The Big question to understand then is why we are here so we can stop reincarnating in this life times and in others.
What the Heck Are We Doing Here?
So why are we here in flesh? Why is Being here? To suffer at the hands of random events for no explicable reason? What a waste of effort and divine energy to have our Being placed in a vehicle that is incredibly miraculous just so it can suffer at the hands of random events that mean nothing for a finite number of years. What happens to Being after the body dies or the mind stops functioning? Where does It go?
Does it make sense that we are here for a reason? Does it make sense that body and mind are just tools to help us achieve that purpose? If you believe in a Being...something deeper than body and mind, don't you want to know why and where you go after wards? Don't you want to know this Being and where it came from and why it is here? That is the spiritual quest. That, I believe, is why we are here. To answer these questions...and not by reading or listening to others but by going inward to where the only means of understanding lay. We do not understand with intellect but with connection to who we are.
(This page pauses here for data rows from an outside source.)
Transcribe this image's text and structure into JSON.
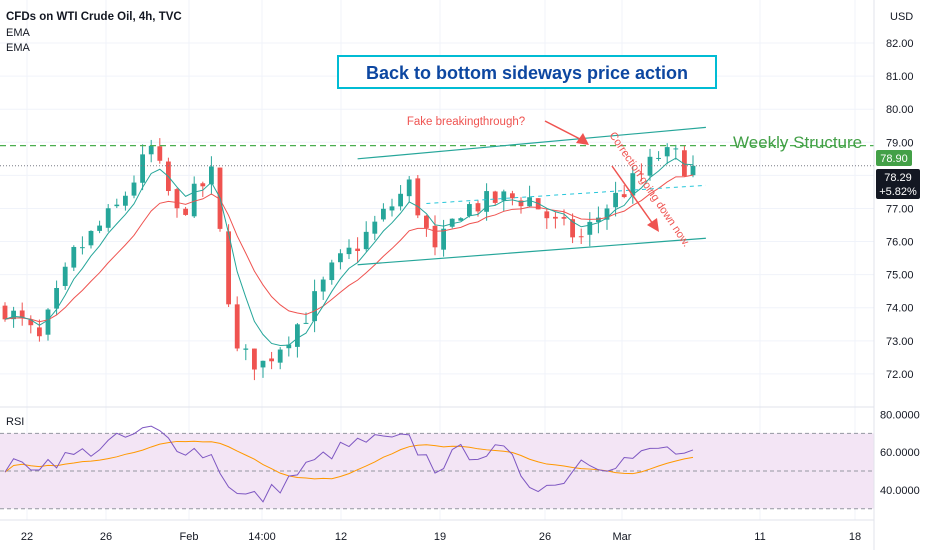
{
  "header": {
    "title": "CFDs on WTI Crude Oil, 4h, TVC",
    "indicators": [
      "EMA",
      "EMA"
    ],
    "currency": "USD"
  },
  "rsi_label": "RSI",
  "colors": {
    "up": "#26a69a",
    "down": "#ef5350",
    "ema_fast": "#26a69a",
    "ema_slow": "#ef5350",
    "weekly": "#4caf50",
    "channel": "#26a69a",
    "rsi_line": "#7e57c2",
    "rsi_ma": "#ff9800",
    "rsi_band": "#f3e5f5",
    "price_label_bg": "#131722",
    "weekly_label_bg": "#43a047",
    "arrow": "#ef5350",
    "annotation_text": "#0d47a1",
    "annotation_border": "#00bcd4"
  },
  "annotations": {
    "headline": "Back to bottom sideways price action",
    "fake_breakout": "Fake breakingthrough?",
    "weekly_structure": "Weekly Structure",
    "correction": "Correction going down now."
  },
  "price_labels": {
    "weekly_value": "78.90",
    "last_value": "78.29",
    "last_change": "+5.82%"
  },
  "chart_data": [
    {
      "type": "candlestick",
      "title": "CFDs on WTI Crude Oil, 4h, TVC",
      "x_ticks": [
        "22",
        "26",
        "Feb",
        "14:00",
        "12",
        "19",
        "26",
        "Mar",
        "11",
        "18"
      ],
      "y_ticks": [
        "82.00",
        "81.00",
        "80.00",
        "79.00",
        "78.00",
        "77.00",
        "76.00",
        "75.00",
        "74.00",
        "73.00",
        "72.00"
      ],
      "ylim": [
        71.0,
        83.3
      ],
      "path": [
        [
          0,
          74.0
        ],
        [
          4,
          73.0
        ],
        [
          8,
          75.6
        ],
        [
          13,
          77.0
        ],
        [
          17,
          78.8
        ],
        [
          20,
          76.8
        ],
        [
          24,
          78.0
        ],
        [
          27,
          72.6
        ],
        [
          30,
          72.3
        ],
        [
          35,
          73.8
        ],
        [
          38,
          75.1
        ],
        [
          42,
          76.2
        ],
        [
          47,
          77.7
        ],
        [
          50,
          75.6
        ],
        [
          53,
          77.0
        ],
        [
          58,
          77.3
        ],
        [
          61,
          77.3
        ],
        [
          64,
          76.5
        ],
        [
          67,
          76.1
        ],
        [
          70,
          77.1
        ],
        [
          74,
          78.0
        ],
        [
          76,
          78.6
        ],
        [
          78,
          78.55
        ],
        [
          80,
          78.1
        ]
      ],
      "weekly_structure_level": 78.9,
      "last_price": 78.29,
      "last_change_pct": 5.82
    },
    {
      "type": "line",
      "title": "RSI",
      "y_ticks": [
        "80.0000",
        "60.0000",
        "40.0000"
      ],
      "ylim": [
        24,
        84
      ],
      "rsi_path": [
        [
          0,
          52
        ],
        [
          4,
          54
        ],
        [
          8,
          58
        ],
        [
          13,
          66
        ],
        [
          17,
          72
        ],
        [
          20,
          64
        ],
        [
          24,
          58
        ],
        [
          27,
          37
        ],
        [
          30,
          36
        ],
        [
          35,
          52
        ],
        [
          38,
          60
        ],
        [
          42,
          66
        ],
        [
          47,
          66
        ],
        [
          50,
          52
        ],
        [
          53,
          60
        ],
        [
          58,
          60
        ],
        [
          61,
          44
        ],
        [
          64,
          42
        ],
        [
          67,
          56
        ],
        [
          70,
          54
        ],
        [
          74,
          58
        ],
        [
          76,
          62
        ],
        [
          78,
          60
        ],
        [
          80,
          57
        ]
      ],
      "reference_levels": [
        70,
        50,
        30
      ]
    }
  ]
}
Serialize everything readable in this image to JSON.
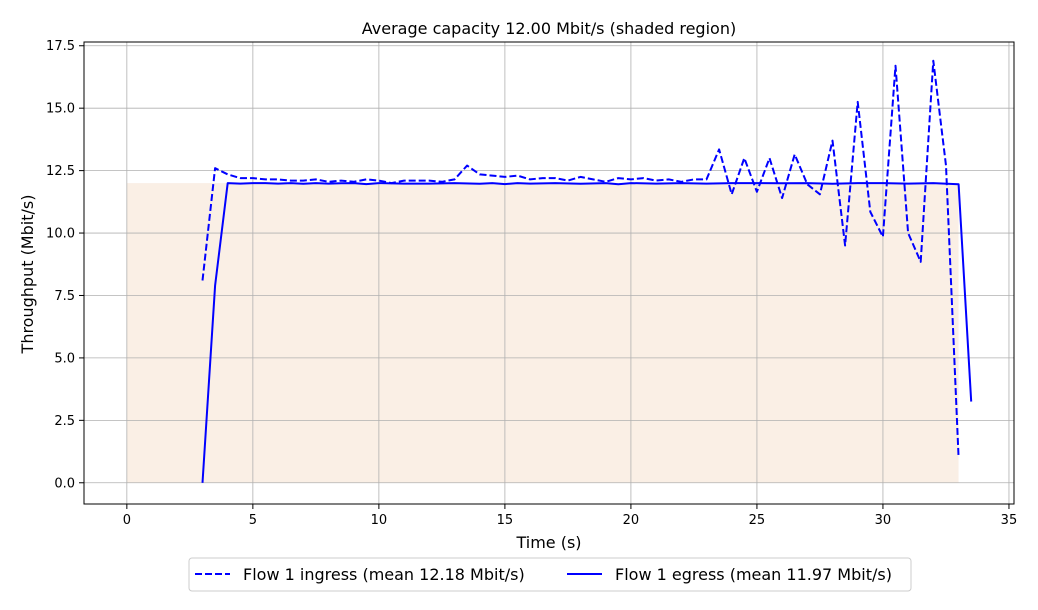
{
  "chart_data": {
    "type": "line",
    "title": "Average capacity 12.00 Mbit/s (shaded region)",
    "xlabel": "Time (s)",
    "ylabel": "Throughput (Mbit/s)",
    "xlim": [
      -1.7,
      35.2
    ],
    "ylim": [
      -0.85,
      17.65
    ],
    "xticks": [
      0,
      5,
      10,
      15,
      20,
      25,
      30,
      35
    ],
    "yticks": [
      0.0,
      2.5,
      5.0,
      7.5,
      10.0,
      12.5,
      15.0,
      17.5
    ],
    "xtick_labels": [
      "0",
      "5",
      "10",
      "15",
      "20",
      "25",
      "30",
      "35"
    ],
    "ytick_labels": [
      "0.0",
      "2.5",
      "5.0",
      "7.5",
      "10.0",
      "12.5",
      "15.0",
      "17.5"
    ],
    "grid": true,
    "legend_position": "bottom-center, below plot",
    "capacity": {
      "value": 12.0,
      "x_start": 0.0,
      "x_end": 33.0,
      "color": "#faefe5"
    },
    "series": [
      {
        "name": "Flow 1 ingress (mean 12.18 Mbit/s)",
        "style": "dashed",
        "color": "#0000ff",
        "x": [
          3.0,
          3.5,
          4.0,
          4.5,
          5.0,
          5.5,
          6.0,
          6.5,
          7.0,
          7.5,
          8.0,
          8.5,
          9.0,
          9.5,
          10.0,
          10.5,
          11.0,
          11.5,
          12.0,
          12.5,
          13.0,
          13.5,
          14.0,
          14.5,
          15.0,
          15.5,
          16.0,
          16.5,
          17.0,
          17.5,
          18.0,
          18.5,
          19.0,
          19.5,
          20.0,
          20.5,
          21.0,
          21.5,
          22.0,
          22.5,
          23.0,
          23.5,
          24.0,
          24.5,
          25.0,
          25.5,
          26.0,
          26.5,
          27.0,
          27.5,
          28.0,
          28.5,
          29.0,
          29.5,
          30.0,
          30.5,
          31.0,
          31.5,
          32.0,
          32.5,
          33.0
        ],
        "y": [
          8.1,
          12.6,
          12.35,
          12.2,
          12.2,
          12.15,
          12.15,
          12.1,
          12.1,
          12.15,
          12.05,
          12.1,
          12.05,
          12.15,
          12.1,
          12.0,
          12.1,
          12.1,
          12.1,
          12.05,
          12.15,
          12.7,
          12.35,
          12.3,
          12.25,
          12.3,
          12.15,
          12.2,
          12.2,
          12.1,
          12.25,
          12.15,
          12.05,
          12.2,
          12.15,
          12.2,
          12.1,
          12.15,
          12.05,
          12.15,
          12.15,
          13.35,
          11.55,
          13.0,
          11.65,
          13.0,
          11.4,
          13.15,
          11.95,
          11.55,
          13.7,
          9.5,
          15.25,
          10.85,
          9.85,
          16.7,
          10.0,
          8.85,
          16.9,
          12.7,
          1.0
        ]
      },
      {
        "name": "Flow 1 egress (mean 11.97 Mbit/s)",
        "style": "solid",
        "color": "#0000ff",
        "x": [
          3.0,
          3.5,
          4.0,
          4.5,
          5.0,
          5.5,
          6.0,
          6.5,
          7.0,
          7.5,
          8.0,
          8.5,
          9.0,
          9.5,
          10.0,
          11.0,
          12.0,
          13.0,
          14.0,
          14.5,
          15.0,
          15.5,
          16.0,
          17.0,
          18.0,
          19.0,
          19.5,
          20.0,
          21.0,
          22.0,
          23.0,
          24.0,
          25.0,
          26.0,
          27.0,
          28.0,
          29.0,
          30.0,
          31.0,
          32.0,
          33.0,
          33.5
        ],
        "y": [
          0.0,
          7.9,
          12.0,
          11.98,
          12.0,
          12.0,
          11.98,
          12.0,
          11.97,
          12.0,
          11.98,
          11.99,
          12.0,
          11.96,
          12.0,
          11.98,
          11.98,
          12.0,
          11.97,
          12.0,
          11.96,
          12.0,
          11.98,
          12.0,
          11.97,
          12.0,
          11.95,
          12.0,
          11.98,
          12.0,
          11.98,
          12.0,
          12.0,
          11.99,
          12.0,
          11.97,
          12.0,
          12.0,
          11.98,
          12.0,
          11.95,
          3.25
        ]
      }
    ]
  }
}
The point is, the veil between our being lost and incarnated in thought, personality, drama, activity and physical world "stuff" is getting thinner and thinner for many of us. We are becoming more and more aware of that Being within us. We are wanting to know It and connect to the Source of It, the One Source, the Supreme Being. For many of us, that goal is becoming the most important parts of our lives. We are evolving. {Well I (in my pre-evolved state) and many spiritual masters east and west say "evolving". You might still see it as "going bonkers." lol}
As the mind develops, the veil covering the soul becomes thinner and finally disappears altogether. In this state, the soul realizes its immortality and its identification with the supreme being...and this is the purpose of all religions. page 8
Whether it be for one life time or many, we are meant to use the body as a vehicle to experience Life with and we use the mind as an instrument for understanding and transcending.
All is well!
Eckhart Tolle (Jan, 2019) On Individuality and Spirituality. https://www.youtube.com/watch?v=FVu6yU2plAo
Swami Vishnu-devananda (1988) The Complete Illustrated Book of Yoga. New York: Three River Press.